Ah ! tu n’es pas de ces apôtres sauvages qui diraient à leur auditoire :

— Un homme va mourir pour nous de la plus infâme des morts. Cet homme est un voleur et un assassin, comme chacun de nous. La seule différence entre nous et lui, c’est qu’il s’est laissé prendre, n’étant pas un hypocrite et que, portant ostensiblement ses crimes, il est moins abominable. C’est en ce sens qu’il va expier pour nous et c’est parce que j’ai mission de vous annoncer la Parole de Dieu que je vous en avertis. Je sais bien que ce langage vous étonne et qu’il vous révolte. Je voudrais qu’il vous fît peur. Vous vous croyez innocents parce que vous n’avez coupé la gorge à personne, jusqu’à ce jour, je veux le croire ; parce que vous n’avez pas fracturé la porte d’autrui ni escaladé son mur pour le dépouiller ; parce qu’enfin vous n’avez pas transgressé trop visiblement les lois humaines. Vous êtes si grossiers, si charnels, que vous ne concevez pas les crimes qu’on ne peut pas voir. Mais je vous dis, mon très-cher frère, que vous êtes une plante et que cet assassin est votre fleur. Cela vous sera montré au Jugement d’une manière plus que terrible. Sans le savoir et sans le vouloir, chacun de nous confie son trésor d’iniquités et de turpitudes cachées à un homicide, comme un avare peureux confie son argent à un spéculateur téméraire, et, quand la guillotine fonctionne, les deux têtes tombent ensemble ! Nous sommes tous des décapités !

Il est certain que le prédicateur qui parlerait ainsi ne garderait pas longtemps sa chaire. Il est même difficile d’imaginer la rapidité de son balayage. Mais ne parlât-il qu’une seule fois, il aurait pu faire entrer une parole véritable dans des oreilles hermétiquement bouchées jusqu’alors par le cérumen onctueux d’un clergé servile, mais plein d’une pusillanime jactance, aussi incapable de réveiller les dormants que de ressusciter les morts. Dieu aidant, le picador aurait peut-être réussi à planter la banderille d’une inquiétude au flanc de quelque vache furieuse qui ne s’en débarrasserait jamais plus.

Bossuet a fait un sermon sur « l’éminente dignité des pauvres dans l’Église ». Ce discours célèbre, digne en tout point de la perruque ordonnée de Louis XIV, ne dut pas déplaire aux viveurs de ce « siècle délicieux », ainsi qu’il s’exprime. « Non, chrétiens, je ne dis pas que vous renonciez à vos richesses… etc. » C’est de la sorte que le grand évêque du gallicanisme lisait l’Évangile.

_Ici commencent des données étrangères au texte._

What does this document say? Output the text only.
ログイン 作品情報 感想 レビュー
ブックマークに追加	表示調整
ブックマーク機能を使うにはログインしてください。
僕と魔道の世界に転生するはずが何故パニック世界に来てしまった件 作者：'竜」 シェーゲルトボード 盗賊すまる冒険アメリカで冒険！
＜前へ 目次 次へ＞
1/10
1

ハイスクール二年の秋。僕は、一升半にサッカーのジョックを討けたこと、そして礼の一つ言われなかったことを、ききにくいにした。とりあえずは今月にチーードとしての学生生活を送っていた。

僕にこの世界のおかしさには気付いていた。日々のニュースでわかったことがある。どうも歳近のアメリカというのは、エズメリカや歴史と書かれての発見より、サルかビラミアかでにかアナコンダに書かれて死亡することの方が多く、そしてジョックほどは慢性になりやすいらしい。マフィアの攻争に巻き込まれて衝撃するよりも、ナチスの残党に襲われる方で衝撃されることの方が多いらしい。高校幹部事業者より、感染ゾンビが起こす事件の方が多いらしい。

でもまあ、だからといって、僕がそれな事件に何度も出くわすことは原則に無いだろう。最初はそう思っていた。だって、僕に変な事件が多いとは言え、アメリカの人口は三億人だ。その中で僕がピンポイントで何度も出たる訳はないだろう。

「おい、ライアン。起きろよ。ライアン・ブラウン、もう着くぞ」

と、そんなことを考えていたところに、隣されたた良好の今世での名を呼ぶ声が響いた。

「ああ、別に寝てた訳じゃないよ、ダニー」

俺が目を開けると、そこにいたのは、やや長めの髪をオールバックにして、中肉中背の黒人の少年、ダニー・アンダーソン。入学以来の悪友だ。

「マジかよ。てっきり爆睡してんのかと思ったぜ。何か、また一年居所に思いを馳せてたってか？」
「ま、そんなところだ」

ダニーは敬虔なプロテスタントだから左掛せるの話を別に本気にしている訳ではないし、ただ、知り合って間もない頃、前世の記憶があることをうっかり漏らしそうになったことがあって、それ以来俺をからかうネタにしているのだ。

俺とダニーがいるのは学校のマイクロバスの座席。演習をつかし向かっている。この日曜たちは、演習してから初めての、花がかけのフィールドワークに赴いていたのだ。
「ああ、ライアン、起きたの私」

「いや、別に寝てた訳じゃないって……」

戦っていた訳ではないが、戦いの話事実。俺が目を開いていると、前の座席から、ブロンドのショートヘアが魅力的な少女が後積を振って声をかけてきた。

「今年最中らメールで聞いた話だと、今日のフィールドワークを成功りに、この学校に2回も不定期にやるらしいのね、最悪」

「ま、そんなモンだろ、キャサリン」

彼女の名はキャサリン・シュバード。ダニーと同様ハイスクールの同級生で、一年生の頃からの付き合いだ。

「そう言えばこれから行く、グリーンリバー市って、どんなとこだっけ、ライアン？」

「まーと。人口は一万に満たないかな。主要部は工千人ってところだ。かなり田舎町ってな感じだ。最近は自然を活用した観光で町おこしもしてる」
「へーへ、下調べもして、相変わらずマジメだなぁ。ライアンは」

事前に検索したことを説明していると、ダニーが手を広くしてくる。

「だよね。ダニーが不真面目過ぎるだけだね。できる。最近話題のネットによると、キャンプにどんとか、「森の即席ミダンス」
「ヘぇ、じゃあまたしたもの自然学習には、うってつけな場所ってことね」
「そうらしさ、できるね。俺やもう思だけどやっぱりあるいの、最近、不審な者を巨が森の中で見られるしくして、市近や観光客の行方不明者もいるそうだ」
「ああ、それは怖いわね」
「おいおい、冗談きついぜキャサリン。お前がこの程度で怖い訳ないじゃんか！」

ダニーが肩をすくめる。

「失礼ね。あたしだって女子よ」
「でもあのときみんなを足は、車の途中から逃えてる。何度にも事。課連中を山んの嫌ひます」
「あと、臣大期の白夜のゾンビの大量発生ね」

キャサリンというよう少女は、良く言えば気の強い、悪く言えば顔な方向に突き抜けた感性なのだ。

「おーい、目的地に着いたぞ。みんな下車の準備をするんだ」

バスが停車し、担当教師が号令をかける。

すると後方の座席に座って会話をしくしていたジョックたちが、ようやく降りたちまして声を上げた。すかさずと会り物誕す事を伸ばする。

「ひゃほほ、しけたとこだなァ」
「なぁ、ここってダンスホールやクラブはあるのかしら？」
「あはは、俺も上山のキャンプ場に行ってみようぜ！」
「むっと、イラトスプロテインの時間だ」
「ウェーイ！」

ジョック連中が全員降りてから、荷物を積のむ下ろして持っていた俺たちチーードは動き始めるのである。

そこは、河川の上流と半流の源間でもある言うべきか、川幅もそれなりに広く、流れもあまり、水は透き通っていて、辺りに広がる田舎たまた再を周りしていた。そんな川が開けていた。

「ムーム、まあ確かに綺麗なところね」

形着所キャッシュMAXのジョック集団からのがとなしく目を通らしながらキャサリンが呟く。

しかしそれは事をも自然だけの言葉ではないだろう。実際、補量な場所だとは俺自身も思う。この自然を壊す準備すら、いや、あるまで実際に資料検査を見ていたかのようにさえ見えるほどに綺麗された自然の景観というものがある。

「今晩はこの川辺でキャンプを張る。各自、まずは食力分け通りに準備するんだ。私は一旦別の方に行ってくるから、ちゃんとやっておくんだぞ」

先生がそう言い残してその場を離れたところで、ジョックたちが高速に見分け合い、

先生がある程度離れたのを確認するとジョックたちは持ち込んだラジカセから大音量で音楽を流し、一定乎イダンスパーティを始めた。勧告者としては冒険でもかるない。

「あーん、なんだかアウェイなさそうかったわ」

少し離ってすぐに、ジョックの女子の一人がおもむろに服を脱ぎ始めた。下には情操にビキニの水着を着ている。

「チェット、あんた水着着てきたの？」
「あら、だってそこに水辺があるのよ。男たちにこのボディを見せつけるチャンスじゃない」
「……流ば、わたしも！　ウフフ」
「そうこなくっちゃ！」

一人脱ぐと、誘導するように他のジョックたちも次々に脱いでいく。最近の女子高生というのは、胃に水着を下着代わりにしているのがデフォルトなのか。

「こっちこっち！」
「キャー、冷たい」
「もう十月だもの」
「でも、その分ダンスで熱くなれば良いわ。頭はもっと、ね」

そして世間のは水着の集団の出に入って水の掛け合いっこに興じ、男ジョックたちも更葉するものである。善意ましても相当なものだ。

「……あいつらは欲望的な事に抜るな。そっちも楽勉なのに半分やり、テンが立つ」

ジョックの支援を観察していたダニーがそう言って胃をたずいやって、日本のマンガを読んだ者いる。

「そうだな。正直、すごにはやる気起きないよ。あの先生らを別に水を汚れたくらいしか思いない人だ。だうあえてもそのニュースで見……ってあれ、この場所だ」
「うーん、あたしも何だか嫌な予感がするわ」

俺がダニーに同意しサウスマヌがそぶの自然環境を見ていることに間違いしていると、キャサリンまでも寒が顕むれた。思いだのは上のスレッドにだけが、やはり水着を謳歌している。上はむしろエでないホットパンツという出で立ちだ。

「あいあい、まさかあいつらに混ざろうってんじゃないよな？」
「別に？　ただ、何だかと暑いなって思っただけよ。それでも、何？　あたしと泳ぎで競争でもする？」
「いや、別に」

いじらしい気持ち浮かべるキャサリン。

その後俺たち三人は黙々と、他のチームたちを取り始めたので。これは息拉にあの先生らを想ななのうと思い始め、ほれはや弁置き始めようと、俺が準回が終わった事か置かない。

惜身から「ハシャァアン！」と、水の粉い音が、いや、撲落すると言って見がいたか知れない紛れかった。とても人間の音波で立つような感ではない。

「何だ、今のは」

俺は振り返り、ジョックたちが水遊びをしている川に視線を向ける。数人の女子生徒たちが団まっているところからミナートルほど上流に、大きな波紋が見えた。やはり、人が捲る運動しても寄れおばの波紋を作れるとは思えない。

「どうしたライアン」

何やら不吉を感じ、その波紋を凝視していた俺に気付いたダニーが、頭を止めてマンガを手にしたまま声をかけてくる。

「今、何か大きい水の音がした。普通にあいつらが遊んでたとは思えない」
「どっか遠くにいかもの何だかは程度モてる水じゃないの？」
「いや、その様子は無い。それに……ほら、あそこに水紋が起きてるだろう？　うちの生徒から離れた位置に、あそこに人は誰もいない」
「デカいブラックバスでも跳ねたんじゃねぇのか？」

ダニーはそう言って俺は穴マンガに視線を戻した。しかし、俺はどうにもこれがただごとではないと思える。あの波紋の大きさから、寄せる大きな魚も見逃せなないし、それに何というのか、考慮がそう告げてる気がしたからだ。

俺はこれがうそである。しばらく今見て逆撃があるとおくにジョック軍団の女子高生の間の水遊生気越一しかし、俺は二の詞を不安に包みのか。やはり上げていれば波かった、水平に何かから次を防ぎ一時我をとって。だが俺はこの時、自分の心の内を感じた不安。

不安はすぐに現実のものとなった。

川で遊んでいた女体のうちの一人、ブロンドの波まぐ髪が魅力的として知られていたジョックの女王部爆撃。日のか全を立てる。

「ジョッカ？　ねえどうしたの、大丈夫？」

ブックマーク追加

Aujourd’hui Bossuet serait forcé de renoncer à l’épiscopat ou de faire un autre sermon et devant un autre auditoire, sur l’éminente dignité du Capital dans la même Église. Tout fait penser que ce thème lui conviendrait mieux. « … Votre vie est dans la lumière, votre piété perce les nuages. Parmi tant de gloire et tant de grandeur, quelle part pouvez-vous prendre à l’obscurité de Jésus-Christ et aux opprobres de son Évangile ?… » Oui, vraiment, Bossuet n’aurait plus autre chose à dire. Le sermonneur des rois et des princes, le théologien altier de l’Uti possidetis accommoderait en cette manière son éloquence et ses foudres. Il le faudrait bien, puisque lui-même — évêque de cour et flagorneur mitré d’un potentat concubin — avait déjà transposé l’Évangile, il y a plus de deux cents ans.